Man’s inhumanity to man is limited only by the creativity of his cruelty.
Today we cried. We have sat with small and large groups of Darfuri refugees for the last several days and talked about solar cooking, with the details of the horrors that brought us together silently hanging in the air. Today, however, we looked into the sad dark eyes of our refugee sisters and listened to their tales of horror.
Zanuba is 25 years old. She is a beautiful young woman with three small children who has aspirations to come to America. She has been living in the Touloum refugee camp for two years. When her village was attacked by aerial bombing and then by the Janjaweed militia, they ran. Many were able to get to the nearby wadi (a dry riverbed), but many more were killed, including a woman who had gone into labor with twins and could not run. The men were primary targets, so they tried to hide by wrapping themselves in scarves like the women – but the Janjaweed forced everyone to remove their head coverings and killed the men on the spot. Many young women were tied up and raped until they died. Other women were put into trees that were lit on fire until they divulged the whereabouts of their men. And in one of the most gruesome stories I have ever heard, the Janjaweed decapitated several people and used the heads to form a “three stone fire.”
As Zanuba shared her painful story and the stories of the other women in the room, tears streamed down our faces.
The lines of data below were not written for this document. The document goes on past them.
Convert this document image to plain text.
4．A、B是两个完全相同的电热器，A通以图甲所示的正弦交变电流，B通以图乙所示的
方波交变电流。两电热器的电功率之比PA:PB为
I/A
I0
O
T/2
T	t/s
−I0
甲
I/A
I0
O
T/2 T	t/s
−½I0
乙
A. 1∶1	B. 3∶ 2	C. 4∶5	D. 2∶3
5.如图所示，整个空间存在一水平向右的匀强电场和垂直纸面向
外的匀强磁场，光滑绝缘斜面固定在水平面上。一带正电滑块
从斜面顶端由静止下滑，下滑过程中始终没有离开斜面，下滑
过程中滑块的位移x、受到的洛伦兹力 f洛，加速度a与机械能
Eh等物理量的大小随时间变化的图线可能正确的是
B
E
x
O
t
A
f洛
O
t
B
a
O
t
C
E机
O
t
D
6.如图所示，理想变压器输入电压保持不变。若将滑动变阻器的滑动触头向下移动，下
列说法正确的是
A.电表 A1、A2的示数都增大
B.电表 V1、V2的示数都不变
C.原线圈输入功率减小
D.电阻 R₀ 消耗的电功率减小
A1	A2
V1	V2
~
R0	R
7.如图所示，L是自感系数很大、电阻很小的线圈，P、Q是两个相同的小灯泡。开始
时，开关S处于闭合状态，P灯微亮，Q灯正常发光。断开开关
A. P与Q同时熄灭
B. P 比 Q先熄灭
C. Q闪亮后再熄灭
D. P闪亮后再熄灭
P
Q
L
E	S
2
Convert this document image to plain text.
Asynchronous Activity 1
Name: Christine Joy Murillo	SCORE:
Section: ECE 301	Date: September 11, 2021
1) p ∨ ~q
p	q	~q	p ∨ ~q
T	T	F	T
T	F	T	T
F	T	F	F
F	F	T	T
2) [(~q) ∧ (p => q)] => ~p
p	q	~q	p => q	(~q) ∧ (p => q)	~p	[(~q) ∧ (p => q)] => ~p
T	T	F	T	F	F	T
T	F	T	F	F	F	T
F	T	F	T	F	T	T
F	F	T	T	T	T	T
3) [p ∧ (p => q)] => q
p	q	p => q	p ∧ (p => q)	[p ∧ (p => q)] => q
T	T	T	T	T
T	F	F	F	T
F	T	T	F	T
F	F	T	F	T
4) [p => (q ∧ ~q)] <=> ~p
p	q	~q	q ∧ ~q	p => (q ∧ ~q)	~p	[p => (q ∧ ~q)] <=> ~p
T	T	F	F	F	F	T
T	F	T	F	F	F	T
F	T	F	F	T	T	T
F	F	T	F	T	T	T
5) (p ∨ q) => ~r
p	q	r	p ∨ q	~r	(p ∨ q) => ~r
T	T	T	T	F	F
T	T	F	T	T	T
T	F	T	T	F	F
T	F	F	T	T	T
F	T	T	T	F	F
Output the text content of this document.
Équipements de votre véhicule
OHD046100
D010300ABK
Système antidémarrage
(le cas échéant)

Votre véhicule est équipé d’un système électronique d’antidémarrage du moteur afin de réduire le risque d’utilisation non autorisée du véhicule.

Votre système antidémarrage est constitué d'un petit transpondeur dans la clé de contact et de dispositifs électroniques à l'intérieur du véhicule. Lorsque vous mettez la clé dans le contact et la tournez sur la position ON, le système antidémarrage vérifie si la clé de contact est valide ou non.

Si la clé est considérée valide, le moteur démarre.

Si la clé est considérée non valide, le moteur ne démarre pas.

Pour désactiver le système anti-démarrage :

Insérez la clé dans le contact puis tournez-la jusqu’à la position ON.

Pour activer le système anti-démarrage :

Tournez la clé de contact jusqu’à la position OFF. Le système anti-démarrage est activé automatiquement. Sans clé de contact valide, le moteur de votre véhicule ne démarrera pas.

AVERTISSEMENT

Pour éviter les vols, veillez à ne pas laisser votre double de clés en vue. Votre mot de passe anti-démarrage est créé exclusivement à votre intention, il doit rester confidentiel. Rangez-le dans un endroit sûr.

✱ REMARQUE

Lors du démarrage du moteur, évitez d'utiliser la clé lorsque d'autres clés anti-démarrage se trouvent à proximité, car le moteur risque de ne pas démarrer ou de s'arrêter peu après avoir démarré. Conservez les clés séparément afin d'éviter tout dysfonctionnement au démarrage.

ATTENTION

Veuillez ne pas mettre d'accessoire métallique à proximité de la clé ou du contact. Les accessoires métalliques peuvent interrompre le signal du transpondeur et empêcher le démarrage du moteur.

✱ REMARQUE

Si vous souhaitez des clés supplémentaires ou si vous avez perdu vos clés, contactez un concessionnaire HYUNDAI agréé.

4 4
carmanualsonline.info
I was overwhelmed, not only by their suffering and loss, but by the ability of human beings to use their superior abilities to inflict unspeakable and evil acts on one another.
As we spent our last night in Iriba thinking about all we had seen and heard, one of our UNHCR colleagues asked me if I felt this experience had “changed me.” I’m quite convinced that the personal impact of this visit will continue to unfold in the weeks and months to come, but my initial response is OF COURSE. How can I go back to my life, my hectic, wonderful life without hearing the voice of Zanuba in my head? How can I go to Bloomingdales (I feel ridiculous even writing the word sitting here in Chad!) without remembering the pathetic “marketplace” in the middle of the Touloum refugee camp? I know it won’t stop me from buying a new, but probably unnecessary pair of shoes, but I hope that it will give me a new context in which to think about my everyday life and renewed energy towards this work and the work by done by others who are helping those in need.
I also wonder how I can possibly share, in a meaningful way, these lessons with my children? Do they translate? Do you have to “see it to believe it?” And is such extreme trauma comprehensible for a child? Probably not. G-d willing I will have many years ahead to absorb and share these important lessons.